Dublin council workers moved from certain areas due to threats from criminals
Councillors hear of efforts to protect staff as they condemn extortion at building sites
Orchard Lawns, Cherry Orchard, where builders were being targeted while constructing a social housing project. Photograph: Crispin Rodwell
Staff in Dublin City Council have been moved out of positions and areas of the city because of intimidation or threats from criminals, councillors have been told.
Councillors who represent the Cherry Orchard area were meeting on Wednesday following revelations last week of attacks and protection rackets at building sites in the west Dublin suburb.
The High Court was last week told that protection money was paid by Dublin City Council, and contractors working on their behalf, to west Dublin gangland figures to stop vandalism and assaults on workers at social housing sites in Cherry Orchard, Ballyfermot.
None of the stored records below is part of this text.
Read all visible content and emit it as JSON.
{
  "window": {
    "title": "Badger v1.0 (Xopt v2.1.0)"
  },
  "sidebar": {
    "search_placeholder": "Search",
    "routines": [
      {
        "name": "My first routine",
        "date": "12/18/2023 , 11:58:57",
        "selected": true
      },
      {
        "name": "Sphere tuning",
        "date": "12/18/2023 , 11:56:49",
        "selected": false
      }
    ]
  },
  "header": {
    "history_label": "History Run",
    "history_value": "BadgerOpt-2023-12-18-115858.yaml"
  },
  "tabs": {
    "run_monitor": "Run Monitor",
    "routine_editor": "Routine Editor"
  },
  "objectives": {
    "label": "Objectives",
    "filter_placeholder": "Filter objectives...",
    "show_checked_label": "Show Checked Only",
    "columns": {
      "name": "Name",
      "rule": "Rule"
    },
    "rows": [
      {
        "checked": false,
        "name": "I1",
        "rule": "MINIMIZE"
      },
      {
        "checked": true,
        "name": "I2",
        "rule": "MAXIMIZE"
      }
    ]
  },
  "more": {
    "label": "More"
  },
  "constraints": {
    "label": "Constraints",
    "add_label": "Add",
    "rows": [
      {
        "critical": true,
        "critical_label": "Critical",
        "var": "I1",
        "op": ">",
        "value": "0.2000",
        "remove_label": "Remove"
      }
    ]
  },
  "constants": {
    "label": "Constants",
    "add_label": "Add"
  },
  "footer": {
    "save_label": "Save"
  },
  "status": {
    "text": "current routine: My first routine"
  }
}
The information arose during a case taken by the Criminal Assets Bureau (Cab) against two men. The bureau was granted orders against Derek “Dee Dee” O’Driscoll (46), Meagans Lane, Crooksling, Saggart, Co Dublin, and David Reilly (36), Croftgrove, Ballyfermot, Dublin, seizing assets of almost €300,000.
Councillors on Wednesday agreed a motion proposed by Sinn Féin’s Daithí Doolan expressing “deep concern at reports of payments being made to criminal gangs in order to allow the construction of housing in Cherry Orchard”.
An independent investigation is to be undertaken into the council’s handling of the issue.
“We call on Dublin City Council to make the findings of their investigation public and to ensure appropriate action taken. Criminal gangs must be tackled head-on by gardaí and must not be allowed to hold communities to ransom,” the motion stated.
Sinn Féin councillor Críona Ní Dhálaigh asked the council’s manager for the area Mary Taylor if procedures were in place to protect council staff from intimidation and threats from these gangs.
“I know how vulnerable estate managers and project managers can be in some of our areas and I want to be sure they get adequate protection and resources needed if they find themselves in incidences like this,” Ms Ní Dhálaigh said.
Ms Taylor said measures, including training for staff to deal with “situations” such as these were in place. However, she said there had been incidences where workers had to be moved for their protection.
“We are very aware of the need to protect our staff,” she said. “On occasion we have had to move staff out of particular jobs and particular areas.”
The investigation into the particular issue in Cherry Orchard was already under way, she told councillors.
“We will be back to you with the results of that investigation when its done.”